Statistical Evidence of Associations
A key objective of environmental data analysis is to provide evidence of associations between different variables.
A question we often ask is, “What is the probability I would see my evidence if the association did not exist?”. This is the question that a p-value answers.
Types of Associations
- If we are investigating a binary cause and a continuous effect, we use techniques like the central limit theorem, a t-test, or others.
- If we are investigating a continuous cause and a continuous effect, we use techniques like linear regression.
Binary Cause, Continuous Effect
As an example, our binary cause is whether or not a drug was taken. Our continuous effect is the duration of illness symptoms. We measure our population of all folks illness symptom durations. Our sample is the folks given the drug (there are N folks in the sample). Our sample distribution is the distribution of the means of the illness symptom durations if we randomly select N folks over and over. Each of the data points is a single person.
Our statistical test is how likely it is to see the difference between the mean illness duration in our sample, and the population mean.
The central limit tells us that the mean of the sample distribution is the same as the population distribution and that the standard deviation of the sample distribution is the standard deviation of the population divided by the square root of N.
Continuous Cause, Continuous Effect
As an example, our continuous cause is the amount of fertilizer applied to a crop. Our continuous effect is the yield of the crop. We expect to see an increase in the crop yield with an increase in the amount of fertilizer.

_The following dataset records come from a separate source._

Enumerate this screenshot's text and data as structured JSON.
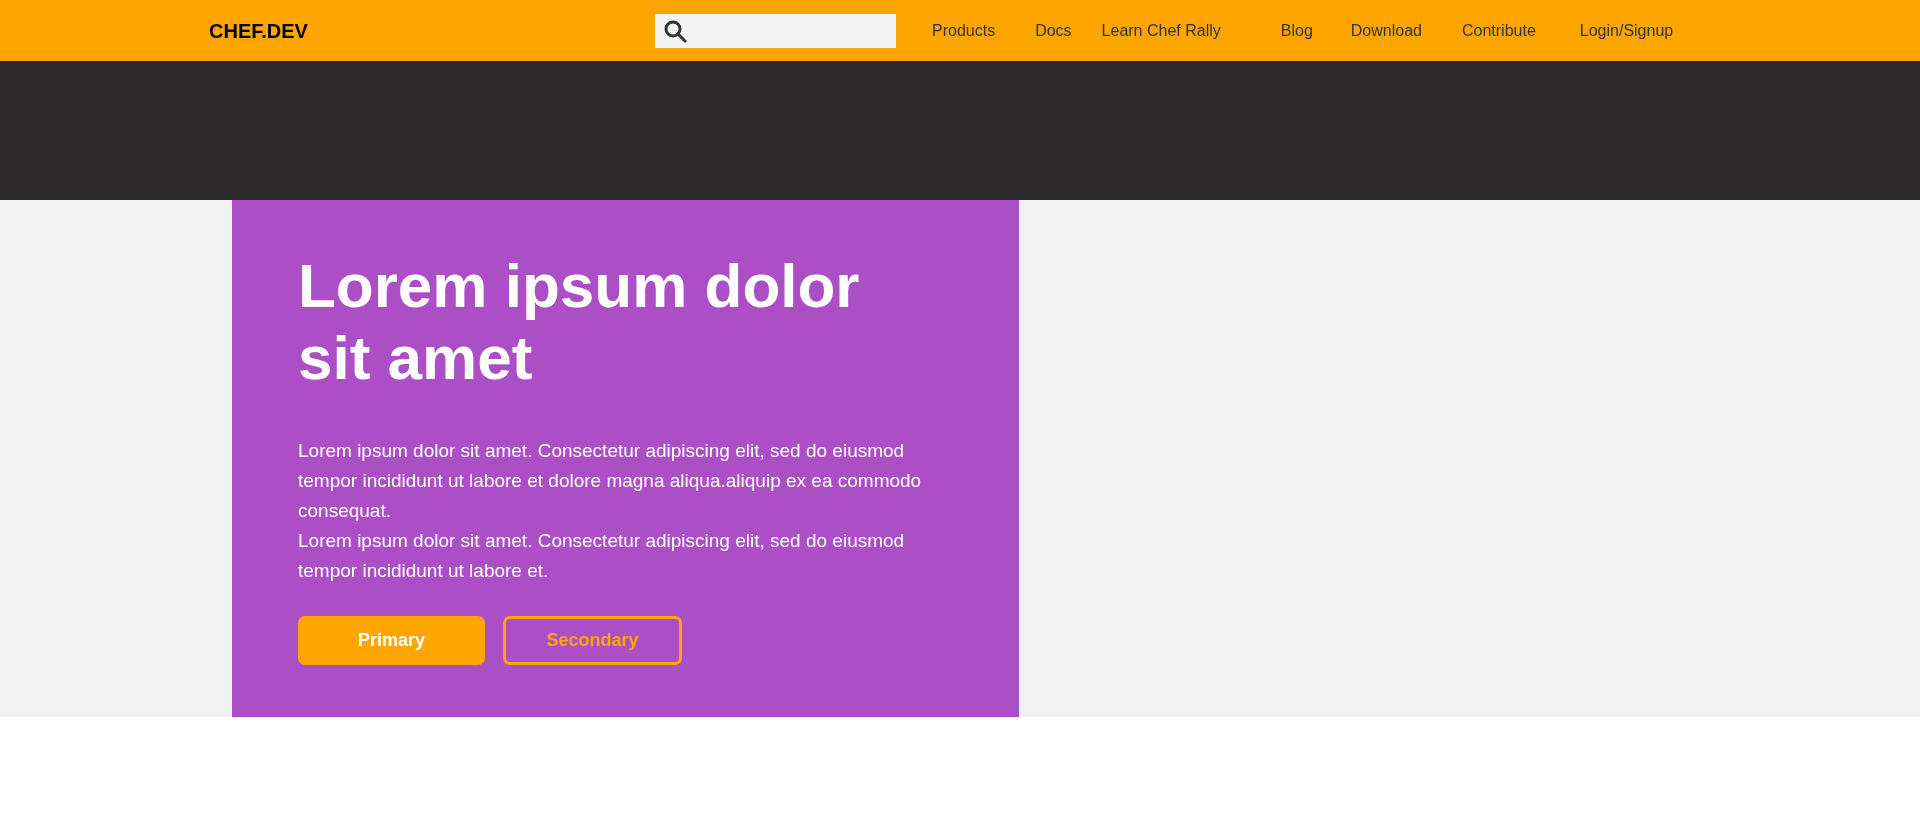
{
  "header": {
    "logo": "CHEF.DEV",
    "nav": [
      {
        "label": "Products"
      },
      {
        "label": "Docs"
      },
      {
        "label": "Learn Chef Rally"
      },
      {
        "label": "Blog"
      },
      {
        "label": "Download"
      },
      {
        "label": "Contribute"
      },
      {
        "label": "Login/Signup"
      }
    ]
  },
  "hero": {
    "title": "Lorem ipsum dolor sit amet",
    "paragraphs": [
      "Lorem ipsum dolor sit amet. Consectetur adipiscing elit, sed do eiusmod tempor incididunt ut labore et dolore magna aliqua.aliquip ex ea commodo consequat.",
      "Lorem ipsum dolor sit amet. Consectetur adipiscing elit, sed do eiusmod tempor incididunt ut labore et."
    ],
    "buttons": [
      {
        "label": "Primary",
        "kind": "primary"
      },
      {
        "label": "Secondary",
        "kind": "secondary"
      }
    ]
  }
}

We create a scatter plot with the amount of fertilizer applied on the x-axis and the yield of the crop on the x-axis. Each of the data points is an area of crop (different crop areas have different fertilizer amounts).
The technique of linear regression finds the linear model that best predicts the data and reports the slope and y-intercept. Linear regression tools also report the probability that you’d see your slope if there was no association (p-value) and the amount of variability in the data explained by the linear model (R-squared).
Linear regression models our data with a linear equation (y=mx+b) that has a normal distribution superimposed on top of it.